Currently, many sustainability tools operate on a provider level, with the three main companies all offering their own solutions.
One interesting cross-provider announcement was the KEDA operator that uses the KEDA autoscaler to base scaling decisions on carbon impact.
Released last last year, and mentioned extensively was the Green Software Foundation’s Carbon Aware SDK that offers APIs to allow organisations to audit carbon impact in a central location.
One other project comes from Red Hat, Kepler uses eBPF to export Prometheus compatible metrics on energy related statistics.
The AI-shaped elephant in the room
Strangely AI wasn’t explicitly present at KubeCon, but many Kubernetes practitioners know that Cloud Native is the power behind AI model learning and interaction. I did see a few “CloudGPT-powered-X” booths and products here and there, but they were the exception, and generally smaller.
However, the question did come up during a press conference and the discussion around it ended up crossing over with other topics I cover here.
The argument was that the potential proliferation of AI-generated code could mean an even more crucial role for security and policy analysis.
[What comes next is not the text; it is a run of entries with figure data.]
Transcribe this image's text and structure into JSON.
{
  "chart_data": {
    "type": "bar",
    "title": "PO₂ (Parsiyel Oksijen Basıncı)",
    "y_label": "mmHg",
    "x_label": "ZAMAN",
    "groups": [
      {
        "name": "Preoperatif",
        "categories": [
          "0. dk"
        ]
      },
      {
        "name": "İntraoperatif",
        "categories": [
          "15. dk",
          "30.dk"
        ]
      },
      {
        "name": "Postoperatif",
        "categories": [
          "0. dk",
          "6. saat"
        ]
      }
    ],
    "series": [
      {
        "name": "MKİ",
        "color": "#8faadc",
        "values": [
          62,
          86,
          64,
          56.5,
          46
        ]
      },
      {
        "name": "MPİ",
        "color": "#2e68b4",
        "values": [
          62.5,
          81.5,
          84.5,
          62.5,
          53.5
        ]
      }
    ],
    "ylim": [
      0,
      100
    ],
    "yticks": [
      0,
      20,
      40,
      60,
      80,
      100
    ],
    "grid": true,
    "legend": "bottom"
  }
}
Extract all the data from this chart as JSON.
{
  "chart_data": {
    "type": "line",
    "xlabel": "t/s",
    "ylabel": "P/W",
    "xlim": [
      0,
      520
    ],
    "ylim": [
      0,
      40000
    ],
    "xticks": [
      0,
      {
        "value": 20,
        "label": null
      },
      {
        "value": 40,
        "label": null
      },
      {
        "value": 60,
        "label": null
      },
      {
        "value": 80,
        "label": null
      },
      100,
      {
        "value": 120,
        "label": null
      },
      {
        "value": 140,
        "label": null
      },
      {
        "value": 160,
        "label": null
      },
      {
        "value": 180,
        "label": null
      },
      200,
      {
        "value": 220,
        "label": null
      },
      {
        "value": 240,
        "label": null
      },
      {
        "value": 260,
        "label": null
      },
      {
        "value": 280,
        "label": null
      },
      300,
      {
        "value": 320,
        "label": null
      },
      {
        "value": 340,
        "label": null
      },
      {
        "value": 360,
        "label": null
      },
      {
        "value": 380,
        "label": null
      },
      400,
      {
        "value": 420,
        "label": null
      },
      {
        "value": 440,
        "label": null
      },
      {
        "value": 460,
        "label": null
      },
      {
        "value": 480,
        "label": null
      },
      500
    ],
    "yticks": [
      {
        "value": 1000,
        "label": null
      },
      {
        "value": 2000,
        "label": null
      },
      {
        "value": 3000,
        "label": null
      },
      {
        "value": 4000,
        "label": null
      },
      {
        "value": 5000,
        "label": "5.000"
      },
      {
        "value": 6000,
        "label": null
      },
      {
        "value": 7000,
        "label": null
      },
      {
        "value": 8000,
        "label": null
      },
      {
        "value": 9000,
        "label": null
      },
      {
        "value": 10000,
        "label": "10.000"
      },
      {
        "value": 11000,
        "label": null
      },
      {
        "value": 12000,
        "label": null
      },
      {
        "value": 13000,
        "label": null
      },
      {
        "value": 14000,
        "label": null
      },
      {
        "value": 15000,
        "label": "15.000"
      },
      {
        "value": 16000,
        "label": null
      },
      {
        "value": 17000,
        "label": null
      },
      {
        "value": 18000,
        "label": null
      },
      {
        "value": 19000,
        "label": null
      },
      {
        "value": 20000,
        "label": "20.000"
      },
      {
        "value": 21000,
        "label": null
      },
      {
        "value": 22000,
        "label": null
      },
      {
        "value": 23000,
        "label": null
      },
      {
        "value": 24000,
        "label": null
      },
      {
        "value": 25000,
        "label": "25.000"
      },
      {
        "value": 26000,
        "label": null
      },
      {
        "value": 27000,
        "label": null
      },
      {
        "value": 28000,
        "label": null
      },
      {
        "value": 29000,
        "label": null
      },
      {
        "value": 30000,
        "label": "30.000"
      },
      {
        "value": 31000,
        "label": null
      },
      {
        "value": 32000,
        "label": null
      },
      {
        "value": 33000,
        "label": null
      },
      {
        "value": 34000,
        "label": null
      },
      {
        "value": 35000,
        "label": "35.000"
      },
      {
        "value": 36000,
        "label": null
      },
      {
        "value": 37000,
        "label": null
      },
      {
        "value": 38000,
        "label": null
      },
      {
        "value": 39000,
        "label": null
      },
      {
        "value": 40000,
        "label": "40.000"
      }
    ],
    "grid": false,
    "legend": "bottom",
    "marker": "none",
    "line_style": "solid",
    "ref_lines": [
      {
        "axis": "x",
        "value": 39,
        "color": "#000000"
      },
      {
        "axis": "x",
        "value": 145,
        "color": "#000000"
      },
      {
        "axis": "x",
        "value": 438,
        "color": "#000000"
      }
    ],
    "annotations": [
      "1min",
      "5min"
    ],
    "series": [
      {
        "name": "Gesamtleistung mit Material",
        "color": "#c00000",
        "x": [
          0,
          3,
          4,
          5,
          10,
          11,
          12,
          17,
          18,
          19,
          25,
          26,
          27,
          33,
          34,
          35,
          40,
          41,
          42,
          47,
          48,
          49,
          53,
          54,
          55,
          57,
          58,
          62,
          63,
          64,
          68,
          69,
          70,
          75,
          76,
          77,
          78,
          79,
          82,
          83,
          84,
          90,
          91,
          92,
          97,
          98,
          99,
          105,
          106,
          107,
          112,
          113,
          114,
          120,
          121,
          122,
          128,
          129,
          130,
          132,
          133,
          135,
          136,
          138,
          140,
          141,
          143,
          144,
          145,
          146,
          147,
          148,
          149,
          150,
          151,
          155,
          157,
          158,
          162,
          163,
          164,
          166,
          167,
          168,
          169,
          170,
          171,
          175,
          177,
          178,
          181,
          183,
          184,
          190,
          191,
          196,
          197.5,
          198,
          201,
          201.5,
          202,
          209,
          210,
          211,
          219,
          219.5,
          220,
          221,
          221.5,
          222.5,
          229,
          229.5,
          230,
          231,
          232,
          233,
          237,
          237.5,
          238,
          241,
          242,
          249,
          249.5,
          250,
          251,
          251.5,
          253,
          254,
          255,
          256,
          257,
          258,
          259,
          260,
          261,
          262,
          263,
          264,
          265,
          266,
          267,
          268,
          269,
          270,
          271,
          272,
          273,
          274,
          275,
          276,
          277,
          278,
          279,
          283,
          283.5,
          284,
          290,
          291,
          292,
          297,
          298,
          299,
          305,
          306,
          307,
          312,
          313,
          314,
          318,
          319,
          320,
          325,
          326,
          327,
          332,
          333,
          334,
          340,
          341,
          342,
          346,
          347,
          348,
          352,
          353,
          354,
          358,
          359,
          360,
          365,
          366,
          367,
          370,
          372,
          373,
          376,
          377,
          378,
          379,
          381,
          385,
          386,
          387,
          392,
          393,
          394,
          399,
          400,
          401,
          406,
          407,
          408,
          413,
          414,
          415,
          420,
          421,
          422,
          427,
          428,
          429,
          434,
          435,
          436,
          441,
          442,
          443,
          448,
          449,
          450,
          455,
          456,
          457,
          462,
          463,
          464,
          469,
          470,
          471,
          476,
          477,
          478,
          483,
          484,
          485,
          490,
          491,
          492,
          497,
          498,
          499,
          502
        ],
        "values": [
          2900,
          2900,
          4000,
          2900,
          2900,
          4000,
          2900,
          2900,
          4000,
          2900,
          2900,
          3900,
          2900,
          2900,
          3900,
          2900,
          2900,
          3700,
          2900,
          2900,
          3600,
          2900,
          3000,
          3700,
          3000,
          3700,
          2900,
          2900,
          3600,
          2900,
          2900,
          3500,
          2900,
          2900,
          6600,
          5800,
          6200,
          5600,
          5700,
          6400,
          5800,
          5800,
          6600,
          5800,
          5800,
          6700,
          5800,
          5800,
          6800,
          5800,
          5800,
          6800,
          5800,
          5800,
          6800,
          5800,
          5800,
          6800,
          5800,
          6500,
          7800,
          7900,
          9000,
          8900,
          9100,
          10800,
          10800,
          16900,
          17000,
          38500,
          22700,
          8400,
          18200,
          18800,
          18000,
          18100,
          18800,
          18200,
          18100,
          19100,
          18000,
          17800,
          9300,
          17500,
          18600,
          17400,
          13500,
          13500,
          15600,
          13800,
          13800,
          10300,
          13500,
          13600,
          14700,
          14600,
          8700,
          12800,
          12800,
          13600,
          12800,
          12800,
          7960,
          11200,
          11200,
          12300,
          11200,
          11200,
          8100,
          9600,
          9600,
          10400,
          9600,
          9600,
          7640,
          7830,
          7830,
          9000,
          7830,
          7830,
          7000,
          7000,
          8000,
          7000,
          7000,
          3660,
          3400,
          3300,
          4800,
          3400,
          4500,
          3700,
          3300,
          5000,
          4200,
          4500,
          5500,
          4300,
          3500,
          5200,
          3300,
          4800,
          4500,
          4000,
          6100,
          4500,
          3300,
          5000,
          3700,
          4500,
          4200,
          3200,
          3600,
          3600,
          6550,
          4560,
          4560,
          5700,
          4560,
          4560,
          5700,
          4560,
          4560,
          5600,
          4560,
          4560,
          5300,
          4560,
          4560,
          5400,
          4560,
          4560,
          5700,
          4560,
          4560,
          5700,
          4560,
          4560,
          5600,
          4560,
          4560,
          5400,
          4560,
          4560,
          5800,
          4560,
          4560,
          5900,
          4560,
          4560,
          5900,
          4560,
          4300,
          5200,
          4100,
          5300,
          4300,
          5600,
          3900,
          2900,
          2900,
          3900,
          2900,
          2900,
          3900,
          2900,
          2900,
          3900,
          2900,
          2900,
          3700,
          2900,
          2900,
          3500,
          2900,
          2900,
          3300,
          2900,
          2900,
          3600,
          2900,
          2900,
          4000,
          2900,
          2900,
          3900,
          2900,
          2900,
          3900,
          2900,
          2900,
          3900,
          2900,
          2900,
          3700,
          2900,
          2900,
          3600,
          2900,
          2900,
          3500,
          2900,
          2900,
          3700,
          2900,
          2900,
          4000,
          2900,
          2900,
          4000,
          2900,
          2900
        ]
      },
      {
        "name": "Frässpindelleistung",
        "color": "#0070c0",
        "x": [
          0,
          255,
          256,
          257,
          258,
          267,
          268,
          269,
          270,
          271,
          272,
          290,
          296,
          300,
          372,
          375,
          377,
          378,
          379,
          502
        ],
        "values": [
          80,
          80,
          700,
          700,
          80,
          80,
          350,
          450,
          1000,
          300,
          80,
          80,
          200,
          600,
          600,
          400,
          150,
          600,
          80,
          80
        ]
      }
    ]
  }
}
Companies will need to detect what code is actually running in their containers, and its provenance.
That aside, there was the wider discussion on how open source developers should handle models consuming their code and it seems that the CNCF and the linux foundation more widely are still figuring out their stance.
Other news and interviews
Ahead of the event I arranged some interviews with companies that piqued my interest and don’t all fit under the headings above.
Listen to the interviews in the voiceover at the top, or by searching for “Chinchilla Squeaks” wherever you find your podcasts.
SLIM.AI
I previously covered the slim toolkit from Slim.ai and in the interview I am joined by Nnenna Ndukwe, developer advocate at the company, to discuss their new vulnerability scanning and hardening features.
MINIO
Another company I covered previously, I speak with Daniel Valdivia, MinIO’s Kubernetes expert to cover how their S3 compatible API helps users streamline object storage.
INCIDENT.IO
I speak with Christopher and Stephen about their new(ish) companythat attempts to solve the human side of incident management. The company also had some awesome T-Shirts that channeled their english roots with “Don’t Panic” emblazoned across them.
HIVEMQ
Dominik Obermaier joins me to explain why message queues may not be new, but there are still many niche use cases where companies like HiveMQ can excel, and for them it’s IoT end edge computing.